Content laundering is not a good way to describe it because it’s misleading as it oversimplifies and mischaracterizes what a language model actually does. It’s a fundamental misunderstanding of how it works. Training language models is typically a transparent and well-documented process as described by the mountains of research over the past decades. The real value comes from the weights of the nodes in the neural network and not the source that it spits out in its entirety when it was trained. The source material is evaluated and wholly transformed into new data in the form of nodes and weights. The original content does not exist as it was within the network because there’s no way to encode it that way. It’s a statistical system that compounds information.
And while LLMs do have the capacity to create derivative works in other ways, it’s not all that they do, or what they always do. It’s only one of the many functions that it has. What you say would probably be true if it was only trained on a single source, but that’s not even feasible. But when you train it on millions of sources, what remains are the overall patterns of language within those works. It’s much more sophisticated and flexible than what you describe.
So no, if it was cut and dry there would be grounds for a legitimate lawsuit. The problem is that people are arguing points that do not apply but sound reasonable when they haven’t seen a neural network work under the hood. If anything, new laws need to be created to address what LLMs do if you’re so concerned about proper compensation.
I am familiar with how LLMs work and are trained. I’ve been using transformers for years.
The core question I’d ask is, if the copyrighted material isn’t essential to the model, why don’t they just train the models without that data? If it is core to the model, then can you really say they aren’t derivative of that content?
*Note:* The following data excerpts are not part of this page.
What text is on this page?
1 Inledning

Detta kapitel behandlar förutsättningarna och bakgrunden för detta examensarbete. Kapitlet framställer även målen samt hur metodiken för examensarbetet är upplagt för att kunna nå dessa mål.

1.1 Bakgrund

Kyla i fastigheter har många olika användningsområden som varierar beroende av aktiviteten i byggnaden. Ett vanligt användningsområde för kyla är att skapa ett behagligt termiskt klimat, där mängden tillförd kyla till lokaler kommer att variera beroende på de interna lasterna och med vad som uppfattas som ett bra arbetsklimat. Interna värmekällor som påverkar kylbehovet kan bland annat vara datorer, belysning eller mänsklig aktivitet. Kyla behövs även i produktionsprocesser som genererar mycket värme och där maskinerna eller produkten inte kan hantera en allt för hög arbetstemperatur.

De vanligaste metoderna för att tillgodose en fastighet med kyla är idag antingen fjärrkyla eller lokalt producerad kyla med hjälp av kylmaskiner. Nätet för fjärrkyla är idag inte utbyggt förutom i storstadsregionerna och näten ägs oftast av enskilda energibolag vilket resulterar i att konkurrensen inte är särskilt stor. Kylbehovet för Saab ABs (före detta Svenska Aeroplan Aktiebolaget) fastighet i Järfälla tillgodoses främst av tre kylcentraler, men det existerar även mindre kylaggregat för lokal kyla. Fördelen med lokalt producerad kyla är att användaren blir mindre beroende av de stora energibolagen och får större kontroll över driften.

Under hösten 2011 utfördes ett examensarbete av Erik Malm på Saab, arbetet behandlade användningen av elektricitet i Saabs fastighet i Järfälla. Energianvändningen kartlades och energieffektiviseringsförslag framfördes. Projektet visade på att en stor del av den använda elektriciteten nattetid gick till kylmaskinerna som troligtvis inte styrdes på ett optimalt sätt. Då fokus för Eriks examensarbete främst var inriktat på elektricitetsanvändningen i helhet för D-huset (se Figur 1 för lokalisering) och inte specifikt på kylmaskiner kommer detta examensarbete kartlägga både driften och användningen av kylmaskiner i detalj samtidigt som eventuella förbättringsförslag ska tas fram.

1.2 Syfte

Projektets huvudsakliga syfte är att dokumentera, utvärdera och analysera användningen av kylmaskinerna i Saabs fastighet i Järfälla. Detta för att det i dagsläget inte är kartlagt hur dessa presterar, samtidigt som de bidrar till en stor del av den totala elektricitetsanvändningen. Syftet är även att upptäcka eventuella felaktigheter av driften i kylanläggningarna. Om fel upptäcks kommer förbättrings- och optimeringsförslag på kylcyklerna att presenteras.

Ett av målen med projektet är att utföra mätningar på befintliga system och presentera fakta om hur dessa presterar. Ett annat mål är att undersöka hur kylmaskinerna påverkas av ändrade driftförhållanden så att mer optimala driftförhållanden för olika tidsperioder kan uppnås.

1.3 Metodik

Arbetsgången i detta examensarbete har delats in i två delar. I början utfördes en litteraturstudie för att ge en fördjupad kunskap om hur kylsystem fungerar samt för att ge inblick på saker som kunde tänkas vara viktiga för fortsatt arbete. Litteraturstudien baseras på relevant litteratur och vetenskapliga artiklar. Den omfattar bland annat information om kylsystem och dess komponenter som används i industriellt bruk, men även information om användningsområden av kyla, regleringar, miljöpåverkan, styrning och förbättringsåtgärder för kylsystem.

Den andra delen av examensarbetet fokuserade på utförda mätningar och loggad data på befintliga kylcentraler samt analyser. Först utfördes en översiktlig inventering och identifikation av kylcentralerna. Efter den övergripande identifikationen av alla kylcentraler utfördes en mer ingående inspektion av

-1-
I’m not saying that the models don’t do something more, just that the more is built upon copyrighted material. In any other commercial situation, you’d have to license/get approval for the underlying content if you were packaging it up. When sampling music, for example, the output will differ greatly from the original song, but because you are building off someone else’s work you must compensate them.
Its why content laundering is a great term. The models intermix so much data that it’s hard to know if the content originated from copyrighted materials. Just like how money laundering is trying to make it difficult to determine if the money comes from illicit sources.
Content laundering is not a good way to describe it because it’s misleading as it oversimplifies and mischaracterizes what a language model actually does. It’s a fundamental misunderstanding of how it works. Training language models is typically a transparent and well-documented process as described by the mountains of research over the past decades. The real value comes from the weights of the nodes in the neural network and not the source that it spits out in its entirety when it was trained. The source material is evaluated and wholly transformed into new data in the form of nodes and weights. The original content does not exist as it was within the network because there’s no way to encode it that way. It’s a statistical system that compounds information.
And while LLMs do have the capacity to create derivative works in other ways, it’s not all that they do, or what they always do. It’s only one of the many functions that it has. What you say would probably be true if it was only trained on a single source, but that’s not even feasible. But when you train it on millions of sources, what remains are the overall patterns of language within those works. It’s much more sophisticated and flexible than what you describe.
So no, if it was cut and dry there would be grounds for a legitimate lawsuit. The problem is that people are arguing points that do not apply but sound reasonable when they haven’t seen a neural network work under the hood. If anything, new laws need to be created to address what LLMs do if you’re so concerned about proper compensation.
I am familiar with how LLMs work and are trained. I’ve been using transformers for years.
The core question I’d ask is, if the copyrighted material isn’t essential to the model, why don’t they just train the models without that data? If it is core to the model, then can you really say they aren’t derivative of that content?
I’m not saying that the models don’t do something more, just that the more is built upon copyrighted material. In any other commercial situation, you’d have to license/get approval for the underlying content if you were packaging it up. When sampling music, for example, the output will differ greatly from the original song, but because you are building off someone else’s work you must compensate them.
Its why content laundering is a great term. The models intermix so much data that it’s hard to know if the content originated from copyrighted materials. Just like how money laundering is trying to make it difficult to determine if the money comes from illicit sources.